Another $200 million commercial loan from banks will be finalised as its procedures have already been completed. The Economic Affairs Division (EAD), the sources said, is also making efforts to ensure project inflows from multilateral and bilateral creditors before the end of the outgoing fiscal year 2017-18.

The increasing worry for Pakistan is of repayments to the IMF on account of the loans obtained in the previous years as Islamabad will have to pay $190 million outstanding amount in June (the ongoing month). Another $490 million will be due in the coming fiscal year 2018-19 starting from July 1, 2018 and exactly the same amount will be due for payment to the IMF in September 2018. Similarly, Pakistan will have to pay back $879 million in 2019-20, $1.158 billion in 2020-21, $1.174 billion in 2021-22 and $1.2 billion by 2022-2023.
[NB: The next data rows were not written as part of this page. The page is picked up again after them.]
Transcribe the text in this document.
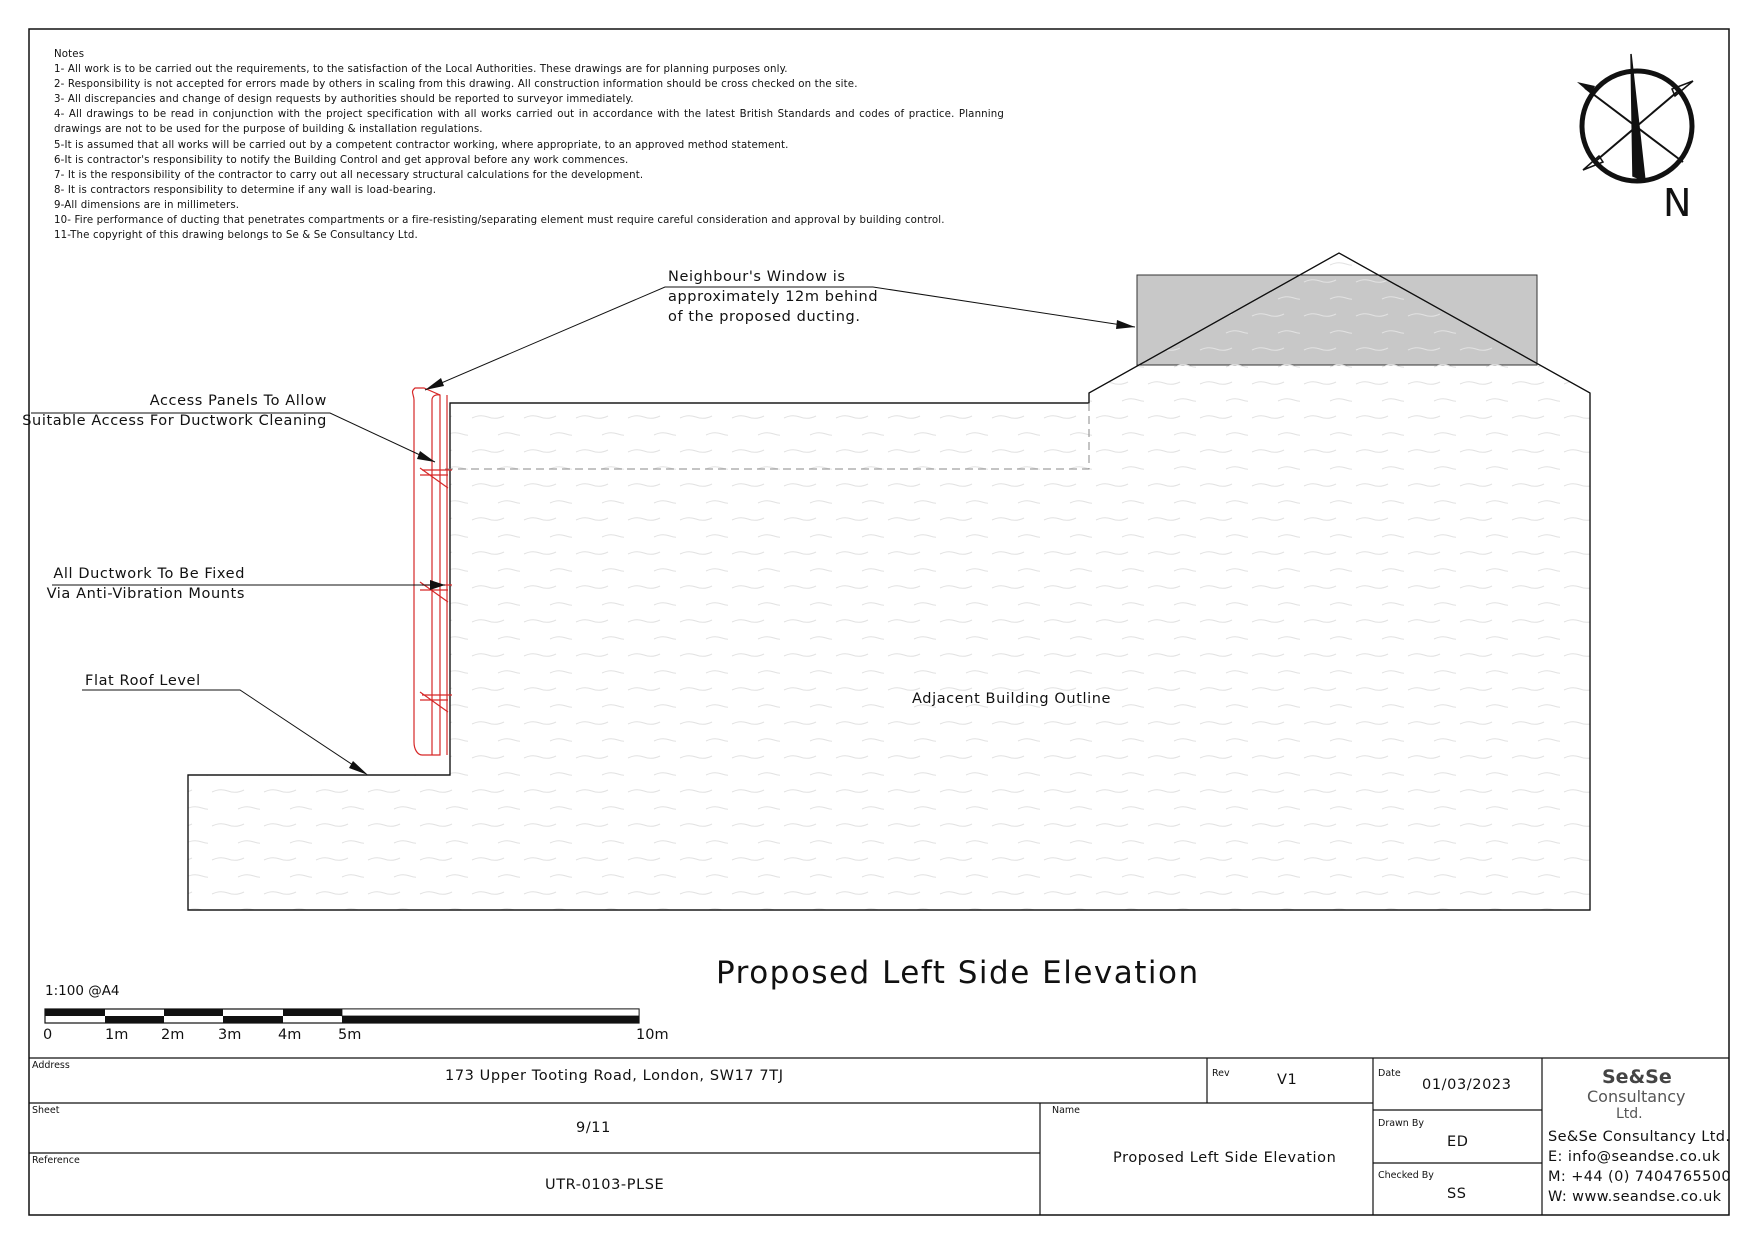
Notes
1- All work is to be carried out the requirements, to the satisfaction of the Local Authorities. These drawings are for planning purposes only.
2- Responsibility is not accepted for errors made by others in scaling from this drawing. All construction information should be cross checked on the site.
3- All discrepancies and change of design requests by authorities should be reported to surveyor immediately.
4- All drawings to be read in conjunction with the project specification with all works carried out in accordance with the latest British Standards and codes of practice. Planning drawings are not to be used for the purpose of building & installation regulations.
5-It is assumed that all works will be carried out by a competent contractor working, where appropriate, to an approved method statement.
6-It is contractor's responsibility to notify the Building Control and get approval before any work commences.
7- It is the responsibility of the contractor to carry out all necessary structural calculations for the development.
8- It is contractors responsibility to determine if any wall is load-bearing.
9-All dimensions are in millimeters.
10- Fire performance of ducting that penetrates compartments or a fire-resisting/separating element must require careful consideration and approval by building control.
11-The copyright of this drawing belongs to Se & Se Consultancy Ltd.
Neighbour's Window is
approximately 12m behind
of the proposed ducting.
Access Panels To Allow
Suitable Access For Ductwork Cleaning
All Ductwork To Be Fixed
Via Anti-Vibration Mounts
Flat Roof Level
Adjacent Building Outline
N
Proposed Left Side Elevation
1:100 @A4
0	1m 2m 3m	4m	5m	10m
Address
173 Upper Tooting Road, London, SW17 7TJ	Rev	V1	Date
01/03/2023
Sheet
9/11
Name
Proposed Left Side Elevation
Drawn By
ED
Checked By
SS
Reference
UTR-0103-PLSE
Se&Se
Consultancy
Ltd.
Se&Se Consultancy Ltd.
E: info@seandse.co.uk
M: +44 (0) 7404765500
W: www.seandse.co.uk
The IMF has projected a gross financing gap of $24.4 billion for the outgoing fiscal year with the current account deficit projected at $15.6 billion. The current account deficit, which has already crossed $14.2 billion for the first ten months (July-April) period might cross $16 to $17 billion till end June 2018. The IMF projections further show that the available financing stood at $20.7 billion so the remaining foreign currency reserves would be depleted which has already caused a heavy toll on the economy in the outgoing fiscal year.

The spokesman of the SBP stated on Monday that today, the PKR-US$ exchange rate in the interbank market closed at PKR 119.84 per US dollar while witnessing an intraday low and high of PKR 117.00 and PKR 121.50 per US dollar respectively. This movement is based on foreign exchange demand-supply gap in the interbank market.

The market-based adjustment is reflective of the country’s external Balance of Payments position which is under pressure due to a large trade deficit. Despite the continued growth in exports (13.3 percent in Jul-Apr FY18) and some uptick in remittances, growing imports have pushed the current account deficit to US$ 14.0 billion during the first ten months of FY18, which is 1.5 times the level of deficit realised during the same period last year.

The “SBP is of the view that this market-driven adjustment in the exchange rate along with other recent policy measures are expected to contain the imbalances in the external account thereby containing aggregate demand and also facilitate the prospects for generating non-debt creating inflows”, the statement said. The SBP will continue to closely monitor the foreign exchange markets; and stands ready to ensure stability in the financial markets and curb the emergence of speculative pressures, it concluded.